In November 1957, staff at the Atomic Energy Commission, penned a report to the commissioners entitled “Status of Research and Development on Reactor Pressure Tubes.” If any decent-sized reactor was cooled by a gas, it needed to be held under pressure, either in a big ultra-strong pressure vessel or in tough tubes. America didn’t use tubes, only the Canadians and Soviets did. Here’s how the AEC staff summed up:
High thermal efficiency in a power reactor can only be attained with the coolant circulating at high temperatures and (with most coolants) high pressures. The moderator, however, may be effective at low pressures. Accordingly, the use of pressure tubes for circulating the coolant within a reactor offers the possibility of lower cost construction of the moderator vessel because this vessel would then have to withstand the relatively low pressure of the moderator. The use of pressure tubes seems especially desirable in designs using heavy water or graphite moderator and natural (or slightly enriched) uranium fuel when the lattice requirements would call of especially large pressure vessels. To date studies have indicated that no clear-cut economic advantage can be claimed for the pressure tube concept except, possibly, for very large reactors.

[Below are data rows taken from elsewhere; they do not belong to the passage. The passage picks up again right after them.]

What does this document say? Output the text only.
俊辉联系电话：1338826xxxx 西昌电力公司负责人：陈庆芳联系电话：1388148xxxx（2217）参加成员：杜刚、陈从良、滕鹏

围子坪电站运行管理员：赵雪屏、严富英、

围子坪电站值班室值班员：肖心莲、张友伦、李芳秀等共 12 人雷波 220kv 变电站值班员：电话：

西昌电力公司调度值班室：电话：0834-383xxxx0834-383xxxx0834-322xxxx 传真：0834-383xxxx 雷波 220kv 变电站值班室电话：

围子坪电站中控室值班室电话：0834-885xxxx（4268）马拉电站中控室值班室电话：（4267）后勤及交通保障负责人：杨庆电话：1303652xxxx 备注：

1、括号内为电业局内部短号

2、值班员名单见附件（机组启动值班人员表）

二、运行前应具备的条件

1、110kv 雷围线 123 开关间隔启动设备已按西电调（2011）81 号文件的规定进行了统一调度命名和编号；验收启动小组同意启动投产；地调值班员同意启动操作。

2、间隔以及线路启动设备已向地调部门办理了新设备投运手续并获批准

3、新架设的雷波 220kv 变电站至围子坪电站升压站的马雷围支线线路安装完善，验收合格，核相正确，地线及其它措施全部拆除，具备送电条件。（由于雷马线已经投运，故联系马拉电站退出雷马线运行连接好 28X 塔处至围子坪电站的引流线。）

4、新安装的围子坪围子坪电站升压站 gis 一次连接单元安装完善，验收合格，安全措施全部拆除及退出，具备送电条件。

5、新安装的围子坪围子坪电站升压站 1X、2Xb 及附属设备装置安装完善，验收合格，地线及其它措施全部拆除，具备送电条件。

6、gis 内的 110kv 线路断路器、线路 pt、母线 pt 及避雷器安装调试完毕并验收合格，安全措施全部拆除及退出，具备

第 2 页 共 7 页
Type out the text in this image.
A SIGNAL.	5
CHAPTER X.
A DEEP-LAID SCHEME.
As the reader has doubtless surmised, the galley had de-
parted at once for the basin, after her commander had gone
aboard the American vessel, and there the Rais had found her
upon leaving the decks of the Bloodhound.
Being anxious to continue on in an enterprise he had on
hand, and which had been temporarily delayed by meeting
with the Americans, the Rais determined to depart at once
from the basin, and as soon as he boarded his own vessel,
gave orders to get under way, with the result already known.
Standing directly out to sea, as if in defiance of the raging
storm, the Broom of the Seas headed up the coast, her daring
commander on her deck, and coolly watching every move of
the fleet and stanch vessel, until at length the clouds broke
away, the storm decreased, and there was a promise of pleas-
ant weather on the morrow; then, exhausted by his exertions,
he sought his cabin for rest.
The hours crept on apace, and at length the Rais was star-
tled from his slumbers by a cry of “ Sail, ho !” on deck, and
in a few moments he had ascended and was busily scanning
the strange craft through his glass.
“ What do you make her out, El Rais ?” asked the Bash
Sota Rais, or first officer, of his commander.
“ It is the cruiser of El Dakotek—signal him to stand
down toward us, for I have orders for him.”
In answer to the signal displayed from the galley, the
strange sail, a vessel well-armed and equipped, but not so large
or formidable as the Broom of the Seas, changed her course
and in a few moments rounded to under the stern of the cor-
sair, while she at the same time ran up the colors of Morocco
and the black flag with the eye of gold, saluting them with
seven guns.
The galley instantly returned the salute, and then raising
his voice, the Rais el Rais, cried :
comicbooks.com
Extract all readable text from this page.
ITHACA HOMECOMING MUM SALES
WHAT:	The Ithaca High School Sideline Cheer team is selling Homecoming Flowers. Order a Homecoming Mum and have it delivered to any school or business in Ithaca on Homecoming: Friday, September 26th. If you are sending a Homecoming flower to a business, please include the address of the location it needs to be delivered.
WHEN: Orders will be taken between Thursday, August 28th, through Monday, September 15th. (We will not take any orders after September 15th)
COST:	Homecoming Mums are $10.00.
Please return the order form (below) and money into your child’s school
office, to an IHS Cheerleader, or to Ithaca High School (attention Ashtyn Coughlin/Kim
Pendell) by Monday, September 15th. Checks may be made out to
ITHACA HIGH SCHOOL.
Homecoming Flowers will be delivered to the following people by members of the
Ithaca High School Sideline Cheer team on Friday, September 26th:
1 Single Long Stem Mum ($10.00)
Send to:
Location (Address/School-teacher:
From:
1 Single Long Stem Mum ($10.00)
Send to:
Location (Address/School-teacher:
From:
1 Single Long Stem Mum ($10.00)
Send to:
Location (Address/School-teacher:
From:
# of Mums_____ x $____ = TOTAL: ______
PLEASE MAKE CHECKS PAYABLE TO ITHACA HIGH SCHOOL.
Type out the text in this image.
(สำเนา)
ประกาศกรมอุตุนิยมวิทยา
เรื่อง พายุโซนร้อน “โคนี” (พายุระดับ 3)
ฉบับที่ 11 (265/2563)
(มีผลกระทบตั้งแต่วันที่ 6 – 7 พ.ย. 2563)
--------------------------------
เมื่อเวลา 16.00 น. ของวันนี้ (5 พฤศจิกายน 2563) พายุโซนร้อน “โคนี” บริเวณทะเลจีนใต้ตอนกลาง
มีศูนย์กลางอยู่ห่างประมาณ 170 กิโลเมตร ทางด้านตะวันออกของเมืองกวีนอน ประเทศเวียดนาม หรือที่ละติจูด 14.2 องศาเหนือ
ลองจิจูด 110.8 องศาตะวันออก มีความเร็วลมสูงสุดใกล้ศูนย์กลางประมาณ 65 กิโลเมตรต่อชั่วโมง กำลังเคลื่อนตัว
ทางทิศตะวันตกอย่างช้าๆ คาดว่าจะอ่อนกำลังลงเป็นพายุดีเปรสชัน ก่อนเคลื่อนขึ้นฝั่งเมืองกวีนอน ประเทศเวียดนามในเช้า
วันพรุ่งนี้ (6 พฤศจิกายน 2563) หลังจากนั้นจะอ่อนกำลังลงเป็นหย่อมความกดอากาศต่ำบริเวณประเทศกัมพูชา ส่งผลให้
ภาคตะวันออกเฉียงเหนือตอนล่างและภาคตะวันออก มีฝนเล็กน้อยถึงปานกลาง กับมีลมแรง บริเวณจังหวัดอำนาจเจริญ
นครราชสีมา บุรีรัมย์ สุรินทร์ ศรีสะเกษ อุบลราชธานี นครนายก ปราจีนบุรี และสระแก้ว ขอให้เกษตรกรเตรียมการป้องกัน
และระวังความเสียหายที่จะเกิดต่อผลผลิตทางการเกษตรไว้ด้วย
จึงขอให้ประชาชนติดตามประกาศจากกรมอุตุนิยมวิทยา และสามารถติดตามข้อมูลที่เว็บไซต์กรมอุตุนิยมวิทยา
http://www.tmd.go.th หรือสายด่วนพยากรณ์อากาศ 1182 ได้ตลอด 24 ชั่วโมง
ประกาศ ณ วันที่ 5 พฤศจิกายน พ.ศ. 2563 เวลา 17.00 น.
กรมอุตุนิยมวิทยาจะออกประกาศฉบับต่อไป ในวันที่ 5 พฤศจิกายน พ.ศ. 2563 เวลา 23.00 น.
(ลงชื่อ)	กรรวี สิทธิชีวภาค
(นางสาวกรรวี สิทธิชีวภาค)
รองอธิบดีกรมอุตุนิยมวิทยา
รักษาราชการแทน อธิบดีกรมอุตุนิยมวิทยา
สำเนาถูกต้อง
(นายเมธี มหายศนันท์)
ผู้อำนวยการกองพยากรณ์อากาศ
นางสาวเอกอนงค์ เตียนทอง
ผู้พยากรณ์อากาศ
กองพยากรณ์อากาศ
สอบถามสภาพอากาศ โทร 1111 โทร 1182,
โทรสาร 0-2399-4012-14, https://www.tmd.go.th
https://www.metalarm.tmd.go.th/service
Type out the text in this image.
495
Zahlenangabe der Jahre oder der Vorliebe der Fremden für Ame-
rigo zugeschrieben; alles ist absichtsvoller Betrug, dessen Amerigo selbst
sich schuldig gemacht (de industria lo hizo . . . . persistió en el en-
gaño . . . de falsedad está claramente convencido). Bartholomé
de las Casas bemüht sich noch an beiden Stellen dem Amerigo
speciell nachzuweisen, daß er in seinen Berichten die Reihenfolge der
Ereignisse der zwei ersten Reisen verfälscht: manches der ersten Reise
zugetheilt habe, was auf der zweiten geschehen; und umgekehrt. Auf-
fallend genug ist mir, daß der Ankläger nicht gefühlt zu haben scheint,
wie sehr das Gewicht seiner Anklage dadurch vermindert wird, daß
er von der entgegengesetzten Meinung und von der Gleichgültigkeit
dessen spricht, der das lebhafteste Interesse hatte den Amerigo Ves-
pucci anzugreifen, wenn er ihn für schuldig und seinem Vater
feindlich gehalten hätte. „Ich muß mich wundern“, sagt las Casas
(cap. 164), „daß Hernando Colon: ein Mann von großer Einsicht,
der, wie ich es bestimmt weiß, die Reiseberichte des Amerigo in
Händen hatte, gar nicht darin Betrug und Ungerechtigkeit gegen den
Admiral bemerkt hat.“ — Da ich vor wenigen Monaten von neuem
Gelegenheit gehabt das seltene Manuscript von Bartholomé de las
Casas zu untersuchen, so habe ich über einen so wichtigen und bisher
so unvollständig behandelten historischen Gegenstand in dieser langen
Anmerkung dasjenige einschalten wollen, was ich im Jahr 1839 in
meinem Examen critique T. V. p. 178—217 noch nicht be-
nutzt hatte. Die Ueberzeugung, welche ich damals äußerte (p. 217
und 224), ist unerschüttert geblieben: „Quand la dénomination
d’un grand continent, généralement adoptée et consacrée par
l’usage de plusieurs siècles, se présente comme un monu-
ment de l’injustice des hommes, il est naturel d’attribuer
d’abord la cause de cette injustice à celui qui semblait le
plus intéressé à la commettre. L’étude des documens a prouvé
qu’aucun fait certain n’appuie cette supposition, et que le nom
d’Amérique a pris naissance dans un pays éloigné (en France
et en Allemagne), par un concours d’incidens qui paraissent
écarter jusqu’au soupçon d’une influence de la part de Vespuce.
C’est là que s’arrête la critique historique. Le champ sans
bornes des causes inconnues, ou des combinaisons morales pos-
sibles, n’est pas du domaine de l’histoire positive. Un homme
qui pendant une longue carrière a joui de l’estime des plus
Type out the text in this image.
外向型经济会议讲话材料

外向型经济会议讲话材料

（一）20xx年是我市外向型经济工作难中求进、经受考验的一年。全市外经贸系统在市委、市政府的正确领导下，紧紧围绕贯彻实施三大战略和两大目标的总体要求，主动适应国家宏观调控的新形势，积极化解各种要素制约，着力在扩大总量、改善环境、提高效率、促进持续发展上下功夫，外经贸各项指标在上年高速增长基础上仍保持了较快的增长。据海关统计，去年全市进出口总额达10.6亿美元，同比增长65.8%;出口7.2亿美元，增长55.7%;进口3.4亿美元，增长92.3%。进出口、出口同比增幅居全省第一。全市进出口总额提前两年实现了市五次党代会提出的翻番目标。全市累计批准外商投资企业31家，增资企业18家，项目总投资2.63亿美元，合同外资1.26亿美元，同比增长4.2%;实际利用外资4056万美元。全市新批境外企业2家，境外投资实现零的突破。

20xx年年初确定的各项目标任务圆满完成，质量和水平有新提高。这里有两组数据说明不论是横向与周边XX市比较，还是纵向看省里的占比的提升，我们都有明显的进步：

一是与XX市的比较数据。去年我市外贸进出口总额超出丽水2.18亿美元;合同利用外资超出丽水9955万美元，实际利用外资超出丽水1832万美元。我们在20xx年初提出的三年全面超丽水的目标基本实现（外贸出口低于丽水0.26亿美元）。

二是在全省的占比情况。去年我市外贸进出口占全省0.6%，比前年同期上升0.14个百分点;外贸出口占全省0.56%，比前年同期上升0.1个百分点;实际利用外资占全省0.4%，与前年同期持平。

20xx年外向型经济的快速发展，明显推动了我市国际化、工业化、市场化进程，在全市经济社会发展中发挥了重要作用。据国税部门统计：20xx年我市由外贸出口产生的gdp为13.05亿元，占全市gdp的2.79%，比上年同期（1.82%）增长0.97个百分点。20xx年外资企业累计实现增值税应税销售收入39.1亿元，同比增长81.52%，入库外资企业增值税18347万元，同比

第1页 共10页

AEC. 1957. Status of Research and Development on Reactor Pressure Tubes. “Reactor Development 12,” Box 114, Entry 67-B1, RG 326. NARA II, College Park, Maryland.
The United States never did have a go at pressure tubes. Whether this was a sound decision is not yet clear to me, mainly because the first volume of my reactor history series closes at the end of 1957, and I haven’t worked through later years.